"at the expense of the schools - who must now prepare a course, offer a course and find someone to teach it, even if not enough sign up for it."
Okay, I think the law is silly. Even if, as I understand it, the course merely needs to be offered. Christianity is not the only religion, nor the Bible the only scripture, that has had a huge impact on history, western and otherwise. (And Nanc, if you're doing it for moral reasons, that's even more wrong. Don't the righties want us not to teach tolerance or other "leftwing" values?) But this comment displays a lack of knowledge about how schools work. (I'm not saying the poster is dumb, mind you. You mightn't know this if you don't have knowledge of how schools work.)
If the course is meant as a social studies course, history of the Bible and its impact on world religions, then any certified/licensed HS social studies should be able to teach it. (Just as any HS SS teacher can teach Civics or western history or world history.) If it's intended as a literature course, any certified/licensed English teacher should be able to teach it. (The part about what values they inflict upon it is different--it's not about ability, but about approach. If it's a public school, there should be no belief or disbelief averred by the teacher, at least not without being open to argument.)

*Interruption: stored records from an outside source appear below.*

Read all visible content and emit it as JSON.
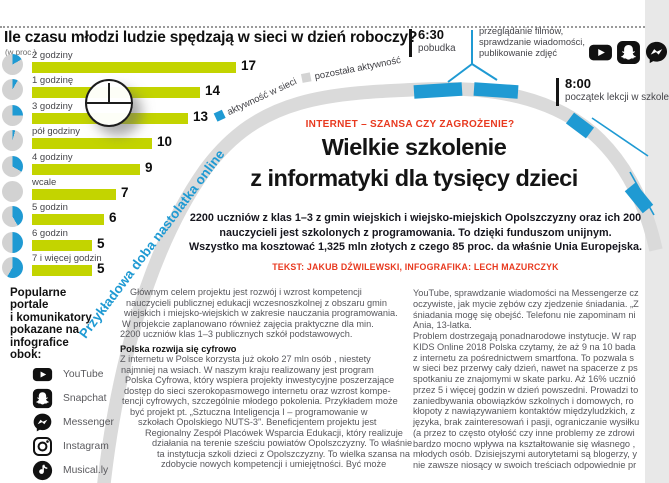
{
  "colors": {
    "bar_green": "#c3d400",
    "blue": "#1f9ad3",
    "ring_gray": "#dadada",
    "pie_gray": "#d2d2d2",
    "red": "#e8391f",
    "body_gray": "#57575c"
  },
  "chart_data": {
    "type": "bar",
    "orientation": "horizontal",
    "title": "Ile czasu młodzi ludzie spędzają w sieci w dzień roboczy?",
    "units": "(w proc.)",
    "categories": [
      "2 godziny",
      "1 godzinę",
      "3 godziny",
      "pół godziny",
      "4 godziny",
      "wcale",
      "5 godzin",
      "6 godzin",
      "7 i więcej godzin"
    ],
    "values": [
      17,
      14,
      13,
      10,
      9,
      7,
      6,
      5,
      5
    ],
    "clock_hours": [
      2,
      1,
      3,
      0.5,
      4,
      0,
      5,
      6,
      7
    ],
    "value_labels": true,
    "grid": false
  },
  "ring": {
    "diagonal_title": "Przykładowa doba nastolatka online",
    "legend_online": "aktywność w sieci",
    "legend_other": "pozostała aktywność",
    "event1_time": "6:30",
    "event1_label": "pobudka",
    "event2_time": "8:00",
    "event2_label": "początek lekcji w szkole",
    "activity_note_lines": [
      "przeglądanie filmów,",
      "sprawdzanie wiadomości,",
      "publikowanie zdjęć"
    ],
    "activity_note_icons": [
      "youtube-icon",
      "snapchat-icon",
      "messenger-icon"
    ]
  },
  "article": {
    "kicker": "INTERNET – SZANSA CZY ZAGROŻENIE?",
    "headline_line1": "Wielkie szkolenie",
    "headline_line2": "z informatyki dla tysięcy dzieci",
    "lead_lines": [
      "2200 uczniów z klas 1–3 z gmin wiejskich i wiejsko-miejskich Opolszczyzny oraz ich 200",
      "nauczycieli jest szkolonych z programowania. To dzięki funduszom unijnym.",
      "Wszystko ma kosztować 1,325 mln złotych z czego 85 proc. da właśnie Unia Europejska."
    ],
    "credit": "TEKST: JAKUB DŹWILEWSKI, INFOGRAFIKA: LECH MAZURCZYK"
  },
  "sidebar": {
    "intro_lines": [
      "Popularne",
      "portale",
      "i komunikatory",
      "pokazane na",
      "infografice",
      "obok:"
    ],
    "apps": [
      {
        "name": "YouTube",
        "icon": "youtube-icon"
      },
      {
        "name": "Snapchat",
        "icon": "snapchat-icon"
      },
      {
        "name": "Messenger",
        "icon": "messenger-icon"
      },
      {
        "name": "Instagram",
        "icon": "instagram-icon"
      },
      {
        "name": "Musical.ly",
        "icon": "musically-icon"
      }
    ]
  },
  "body_text": {
    "left_column": [
      {
        "text": "Głównym celem projektu jest rozwój i wzrost kompetencji",
        "indent": 10
      },
      {
        "text": "nauczycieli publicznej edukacji wczesnoszkolnej z obszaru gmin",
        "indent": 6
      },
      {
        "text": "wiejskich i miejsko-wiejskich w zakresie nauczania programowania.",
        "indent": 4
      },
      {
        "text": "W projekcie zaplanowano również zajęcia praktyczne dla min.",
        "indent": 2
      },
      {
        "text": "2200 uczniów klas 1–3 publicznych szkół podstawowych.",
        "indent": 0
      },
      {
        "text": "Polska rozwija się cyfrowo",
        "indent": 0,
        "bold": true,
        "gap": 4
      },
      {
        "text": "Z internetu w Polsce korzysta już około 27 mln osób , niestety",
        "indent": 0
      },
      {
        "text": "najmniej na wsiach. W naszym kraju realizowany jest program",
        "indent": 1
      },
      {
        "text": "Polska Cyfrowa, który wspiera projekty inwestycyjne poszerzające",
        "indent": 5
      },
      {
        "text": "dostęp do sieci szerokopasmowego internetu oraz wzrost kompe-",
        "indent": 4
      },
      {
        "text": "tencji cyfrowych, szczególnie młodego pokolenia. Przykładem może",
        "indent": 2
      },
      {
        "text": "być projekt pt. „Sztuczna Inteligencja I – programowanie w",
        "indent": 10
      },
      {
        "text": "szkołach Opolskiego NUTS-3”. Beneficjentem projektu jest",
        "indent": 18
      },
      {
        "text": "Regionalny Zespół Placówek Wsparcia Edukacji, który realizuje",
        "indent": 25
      },
      {
        "text": "działania na terenie sześciu powiatów Opolszczyzny. To właśnie",
        "indent": 32
      },
      {
        "text": "ta instytucja szkoli dzieci z Opolszczyzny. To wielka szansa na",
        "indent": 37
      },
      {
        "text": "zdobycie nowych kompetencji i umiejętności. Być może",
        "indent": 41
      }
    ],
    "right_column": [
      "YouTube, sprawdzanie wiadomości na Messengerze cz",
      "oczywiste, jak mycie zębów czy zjedzenie śniadania. „Z",
      "śniadania mogę się obejść. Telefonu nie zapominam ni",
      "Ania, 13-latka.",
      "Problem dostrzegają ponadnarodowe instytucje. W rap",
      "KIDS Online 2018 Polska czytamy, że aż 9 na 10 bada",
      "z internetu za pośrednictwem smartfona. To pozwala s",
      "w sieci bez przerwy cały dzień, nawet na spacerze z ps",
      "spotkaniu ze znajomymi w skate parku. Aż 16% ucznió",
      "przez 5 i więcej godzin w dzień powszedni. Prowadzi to",
      "zaniedbywania obowiązków szkolnych i domowych, ro",
      "kłopoty z nawiązywaniem kontaktów międzyludzkich, z",
      "języka, brak zainteresowań i pasji, ograniczanie wysiłku",
      "(a przez to często otyłość czy inne problemy ze zdrowi",
      "bardzo mocno wpływa na kształtowanie się własnego ,",
      "młodych osób. Dzisiejszymi autorytetami są blogerzy, y",
      "nie zawsze niosący w swoich treściach odpowiednie pr"
    ]
  }
}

As for preparing the course, it might mean they have to prepare it (design it); it might not. It depends on how scheduling works in a school and how the assigned (or volunteered) teacher works. If, for instance, the scheduling takes place early in the spring before the course is to be held, and not enough sign up for it, then the course is dropped and no one has to design/prepare it. And many teachers don't fully design a course before Day One. They don't necessarily have to, either. Depends on teacher, admin, and school culture. I have a course in the fall that I haven't designed fully. I know the texts; I know the skills and dispositions I want the students to have at the end; I know some of the final projects and some assignments along the way. But most of that is in my head. I haven't really begun design in earnest, and the class begins next week. (Of course, now we're approaching educational philosophy and teaching styles, and learning styles, so we'd have to start a new thread. Or talk offlist.)
Thus endeth your lesson (and quite a tangent it was).